Step 4: Make the white roux
While the vegetables simmer, melt 4 tbsp (56 g) butter in a small saucepan over medium heat. Whisk in 4 tbsp (32 g) flour. Cook, whisking constantly, 3–4 minutes until the roux is bubbly and smells slightly nutty but remains pale (do not brown). Warm the milk to about 140°F (60°C) until steaming, then gradually whisk it into the roux, 1/2 cup at a time, until smooth and lump-free.
Step 5: Thicken the stew
Remove the bay leaf. Whisk the hot roux-milk mixture into the pot. Bring back to a gentle simmer (about 180°F / 82°C) over medium-low heat and cook 5–7 minutes, stirring often, until the sauce turns silky and coats the back of a spoon. If it gets too thick, add a splash of stock or milk; too thin, simmer 2–3 minutes longer.
Step 6: Add broccoli and finish seasoning
Stir in broccoli and cook until bright green and crisp-tender, 3–4 minutes. Add heavy cream (if using), 1 tsp soy sauce, a pinch of nutmeg (optional), and additional salt and white pepper to taste. Keep the stew below a boil to prevent curdling.
Step 7: Serve with rice or toasted shokupan
For shokupan: brush slices lightly with butter and bake at 400°F (200°C) for 5–7 minutes, flipping once, until golden; or toast in a buttered skillet over medium heat, 2–3 minutes per side. Ladle stew into warm bowls and serve with a scoop of rice or thick slices of toast. Finish with a crack of white pepper or a sprinkle of parsley if you like.
Pro Tips
- Keep the roux pale: color equals flavor, but for Japanese cream stew you want a white, delicate sauce—do not brown the roux.

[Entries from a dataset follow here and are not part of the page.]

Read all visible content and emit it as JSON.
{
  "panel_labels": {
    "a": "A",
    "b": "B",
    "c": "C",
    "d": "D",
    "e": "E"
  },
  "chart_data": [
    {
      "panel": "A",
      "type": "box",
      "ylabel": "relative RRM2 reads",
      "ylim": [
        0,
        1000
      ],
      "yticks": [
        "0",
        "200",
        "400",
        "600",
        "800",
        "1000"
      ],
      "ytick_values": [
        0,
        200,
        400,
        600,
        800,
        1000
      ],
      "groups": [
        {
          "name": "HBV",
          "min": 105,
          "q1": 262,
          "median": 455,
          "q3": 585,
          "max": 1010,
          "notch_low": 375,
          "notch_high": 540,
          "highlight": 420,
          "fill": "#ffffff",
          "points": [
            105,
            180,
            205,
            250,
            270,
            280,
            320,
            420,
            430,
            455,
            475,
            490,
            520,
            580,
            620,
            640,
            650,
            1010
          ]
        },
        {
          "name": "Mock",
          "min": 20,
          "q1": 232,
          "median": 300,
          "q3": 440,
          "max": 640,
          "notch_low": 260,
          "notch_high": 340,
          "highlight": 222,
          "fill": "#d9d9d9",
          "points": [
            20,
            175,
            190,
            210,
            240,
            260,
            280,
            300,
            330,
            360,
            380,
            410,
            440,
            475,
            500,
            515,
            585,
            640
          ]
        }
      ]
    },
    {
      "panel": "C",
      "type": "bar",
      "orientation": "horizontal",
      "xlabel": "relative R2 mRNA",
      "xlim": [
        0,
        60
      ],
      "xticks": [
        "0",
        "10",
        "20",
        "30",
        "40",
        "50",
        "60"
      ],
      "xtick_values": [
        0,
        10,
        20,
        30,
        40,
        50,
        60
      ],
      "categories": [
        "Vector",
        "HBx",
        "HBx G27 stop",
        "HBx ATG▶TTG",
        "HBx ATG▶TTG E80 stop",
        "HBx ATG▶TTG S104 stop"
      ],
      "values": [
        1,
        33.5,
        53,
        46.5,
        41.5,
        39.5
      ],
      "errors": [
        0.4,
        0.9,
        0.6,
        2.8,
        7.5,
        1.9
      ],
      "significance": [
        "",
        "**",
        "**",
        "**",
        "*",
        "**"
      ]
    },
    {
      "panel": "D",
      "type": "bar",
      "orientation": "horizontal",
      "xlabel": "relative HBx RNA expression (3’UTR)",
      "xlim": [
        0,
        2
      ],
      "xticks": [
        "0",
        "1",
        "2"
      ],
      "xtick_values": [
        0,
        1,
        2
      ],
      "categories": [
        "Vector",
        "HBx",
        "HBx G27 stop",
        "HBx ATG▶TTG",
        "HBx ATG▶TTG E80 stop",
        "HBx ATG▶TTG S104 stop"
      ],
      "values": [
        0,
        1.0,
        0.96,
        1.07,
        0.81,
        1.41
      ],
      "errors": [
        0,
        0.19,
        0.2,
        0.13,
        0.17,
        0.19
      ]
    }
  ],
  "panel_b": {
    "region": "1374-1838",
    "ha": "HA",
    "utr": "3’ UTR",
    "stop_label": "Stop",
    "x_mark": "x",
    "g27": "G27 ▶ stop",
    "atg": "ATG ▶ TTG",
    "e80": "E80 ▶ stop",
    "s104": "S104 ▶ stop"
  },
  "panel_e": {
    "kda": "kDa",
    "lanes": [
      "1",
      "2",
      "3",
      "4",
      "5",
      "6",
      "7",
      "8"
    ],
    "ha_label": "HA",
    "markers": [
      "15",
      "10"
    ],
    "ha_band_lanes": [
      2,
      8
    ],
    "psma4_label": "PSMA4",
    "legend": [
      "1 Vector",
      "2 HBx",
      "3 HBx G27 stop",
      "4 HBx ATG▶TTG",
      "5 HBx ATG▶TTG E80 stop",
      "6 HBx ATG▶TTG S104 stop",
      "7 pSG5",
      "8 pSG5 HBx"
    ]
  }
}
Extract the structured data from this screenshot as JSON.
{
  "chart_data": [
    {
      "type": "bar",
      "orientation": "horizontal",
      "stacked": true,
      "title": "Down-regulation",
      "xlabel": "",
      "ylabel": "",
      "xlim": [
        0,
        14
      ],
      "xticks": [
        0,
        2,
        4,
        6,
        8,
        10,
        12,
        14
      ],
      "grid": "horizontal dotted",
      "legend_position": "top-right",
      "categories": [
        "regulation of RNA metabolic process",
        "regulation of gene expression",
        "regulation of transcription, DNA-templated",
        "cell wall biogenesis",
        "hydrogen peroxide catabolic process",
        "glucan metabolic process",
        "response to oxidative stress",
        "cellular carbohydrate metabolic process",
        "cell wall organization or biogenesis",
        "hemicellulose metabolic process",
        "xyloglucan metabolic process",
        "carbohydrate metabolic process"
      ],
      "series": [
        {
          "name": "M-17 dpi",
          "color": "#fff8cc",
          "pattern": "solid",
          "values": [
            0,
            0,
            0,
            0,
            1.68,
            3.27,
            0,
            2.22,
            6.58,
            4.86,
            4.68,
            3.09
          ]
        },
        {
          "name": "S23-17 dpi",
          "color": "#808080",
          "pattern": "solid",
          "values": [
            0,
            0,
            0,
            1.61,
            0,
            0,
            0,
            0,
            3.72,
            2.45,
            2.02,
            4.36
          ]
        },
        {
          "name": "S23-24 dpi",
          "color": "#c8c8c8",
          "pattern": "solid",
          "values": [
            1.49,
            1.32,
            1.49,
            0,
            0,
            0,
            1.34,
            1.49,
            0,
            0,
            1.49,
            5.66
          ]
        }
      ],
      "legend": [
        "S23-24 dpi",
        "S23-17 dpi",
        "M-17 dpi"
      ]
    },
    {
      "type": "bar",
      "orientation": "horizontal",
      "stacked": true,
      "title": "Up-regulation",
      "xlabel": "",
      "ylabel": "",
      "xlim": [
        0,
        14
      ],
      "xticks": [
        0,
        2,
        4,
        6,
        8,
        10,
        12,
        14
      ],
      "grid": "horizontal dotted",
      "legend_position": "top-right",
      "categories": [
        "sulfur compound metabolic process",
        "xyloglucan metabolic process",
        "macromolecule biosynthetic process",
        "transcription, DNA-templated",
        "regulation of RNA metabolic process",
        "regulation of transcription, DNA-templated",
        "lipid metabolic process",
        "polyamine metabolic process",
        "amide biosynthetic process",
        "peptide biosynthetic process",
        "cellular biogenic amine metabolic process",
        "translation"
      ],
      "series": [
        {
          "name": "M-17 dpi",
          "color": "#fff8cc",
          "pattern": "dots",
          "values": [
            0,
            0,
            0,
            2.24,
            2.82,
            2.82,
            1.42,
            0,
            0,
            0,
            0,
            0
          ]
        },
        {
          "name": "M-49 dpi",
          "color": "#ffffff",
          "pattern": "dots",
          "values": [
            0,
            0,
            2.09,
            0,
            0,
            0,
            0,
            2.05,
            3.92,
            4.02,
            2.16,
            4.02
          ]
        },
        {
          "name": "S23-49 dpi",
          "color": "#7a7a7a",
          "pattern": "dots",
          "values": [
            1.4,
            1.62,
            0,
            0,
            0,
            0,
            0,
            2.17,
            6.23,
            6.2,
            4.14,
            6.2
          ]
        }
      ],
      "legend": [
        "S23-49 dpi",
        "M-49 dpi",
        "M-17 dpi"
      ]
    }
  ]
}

- Warm milk prevents lumps and keeps the sauce glossy. Cold milk can seize the roux.
- Don’t overcook broccoli; add it at the end so it stays vivid and slightly crisp.
- Control thickness: loosen with stock or milk; tighten by simmering 2–3 extra minutes.
- Use thighs for tenderness; if using breast, add it later in Step 3 so it doesn’t dry out.
Variations
- Curry Cream Stew: Stir in 1–2 tsp mild Japanese curry powder with the onions, or whisk in 1–2 squares of Japanese curry roux in Step 5.
- Vegetarian Mushroom Stew: Swap chicken for 14 oz (400 g) mixed mushrooms; use vegetable stock and finish with 1 tbsp white miso off heat.
- Seafood Version: Add 8 oz (225 g) peeled shrimp and 8 oz (225 g) cod chunks in the last 4–5 minutes of simmering.
Storage & Make-Ahead
Cool completely, then refrigerate in an airtight container for up to 4 days. Reheat gently over low heat to 165°F (74°C), adding a splash of milk to loosen. Creamy stews can split if boiled hard. Freezing is possible up to 2 months, but texture is best fresh; thaw in the refrigerator overnight and reheat gently. Vegetables can be prepped 24 hours ahead and stored separately; the roux can be made 3 days ahead and kept refrigerated.
Nutrition (per serving)
Approximate for stew with optional cream, without rice or bread: 730 kcal; 32 g protein; 48 g carbs; 44 g fat; 1,050 mg sodium. Add 180–220 kcal for 3/4–1 cup cooked rice, or 150–250 kcal for a thick slice of buttered shokupan.